La grande innovation des produits dérivés c’est qu’ils sont écrits sur le futur et qu’ils admettent un prix actuel qui nous donne l’impression que quelque chose pourra être appris, de ce prix, sur le futur et que quelque chose sera donc prédit. Or, on n’a pas besoin de prédiction si le seul but de celle-ci est de prévoir le marché – car on est déjà dans le marché, on le fait et on l’écrit et on le prescrit directement : on est déjà dans l’écriture. Les distributions de probabilités qui sont implicites dans les prix des produits dérivés n’ont d’autre usage que celui de calculer des ratios de couverture ou les prix d’autres produits dérivés. C’est-à-dire qu’elles n’ont d’autre but que la ré-immersion dans le marché, soit par l’action directe et la réplication soit par le prolongement de l’écriture.

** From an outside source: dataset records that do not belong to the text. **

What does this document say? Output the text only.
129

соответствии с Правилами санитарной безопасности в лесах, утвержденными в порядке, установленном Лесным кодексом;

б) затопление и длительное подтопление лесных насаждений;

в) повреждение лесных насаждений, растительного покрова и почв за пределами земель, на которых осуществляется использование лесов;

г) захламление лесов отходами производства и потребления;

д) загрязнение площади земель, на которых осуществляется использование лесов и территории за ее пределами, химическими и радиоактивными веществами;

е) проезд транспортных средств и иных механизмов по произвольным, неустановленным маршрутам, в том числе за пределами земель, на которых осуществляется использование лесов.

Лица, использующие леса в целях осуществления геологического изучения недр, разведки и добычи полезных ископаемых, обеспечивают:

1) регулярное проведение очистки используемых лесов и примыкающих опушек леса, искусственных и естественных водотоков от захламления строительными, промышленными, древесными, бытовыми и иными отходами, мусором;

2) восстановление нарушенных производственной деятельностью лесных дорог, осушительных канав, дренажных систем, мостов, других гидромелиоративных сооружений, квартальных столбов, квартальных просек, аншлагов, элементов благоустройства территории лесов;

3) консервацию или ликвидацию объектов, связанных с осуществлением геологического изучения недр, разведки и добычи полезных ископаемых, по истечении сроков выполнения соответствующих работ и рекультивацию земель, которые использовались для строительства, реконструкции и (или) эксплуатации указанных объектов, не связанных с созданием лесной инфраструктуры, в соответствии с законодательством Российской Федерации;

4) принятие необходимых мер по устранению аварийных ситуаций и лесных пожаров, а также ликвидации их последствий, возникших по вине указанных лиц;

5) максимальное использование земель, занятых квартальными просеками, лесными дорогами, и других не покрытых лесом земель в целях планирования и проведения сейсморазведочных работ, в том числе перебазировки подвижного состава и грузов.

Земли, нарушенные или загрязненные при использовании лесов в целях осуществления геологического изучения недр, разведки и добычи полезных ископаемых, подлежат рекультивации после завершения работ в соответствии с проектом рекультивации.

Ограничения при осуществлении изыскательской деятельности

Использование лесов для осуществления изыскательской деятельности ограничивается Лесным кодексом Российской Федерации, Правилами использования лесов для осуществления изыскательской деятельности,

Et ce qu’il faut rappeler ici, c’est que le prix du produit dérivé contre lequel on a inversé le modèle ne tient sa fermeté et sa donnée qu’à son échangeabilité : non pas à sa validité et son endurance mais à sa capacité de « tenir ferme » en tant que prix contre lequel on va se débarrasser de ce qu’on tient et détient, contre lequel on va renier, non pas la valeur (car celle-ci est la même, au moment de l’échange, pour l’acheteur et pour le vendeur) mais notre attachement à la valeur, non pas une valeur présente, mais la perspective de valorisation future qui nous garderait attachés à cette valeur en temps normal, c’est-à-dire figés en sa compagnie.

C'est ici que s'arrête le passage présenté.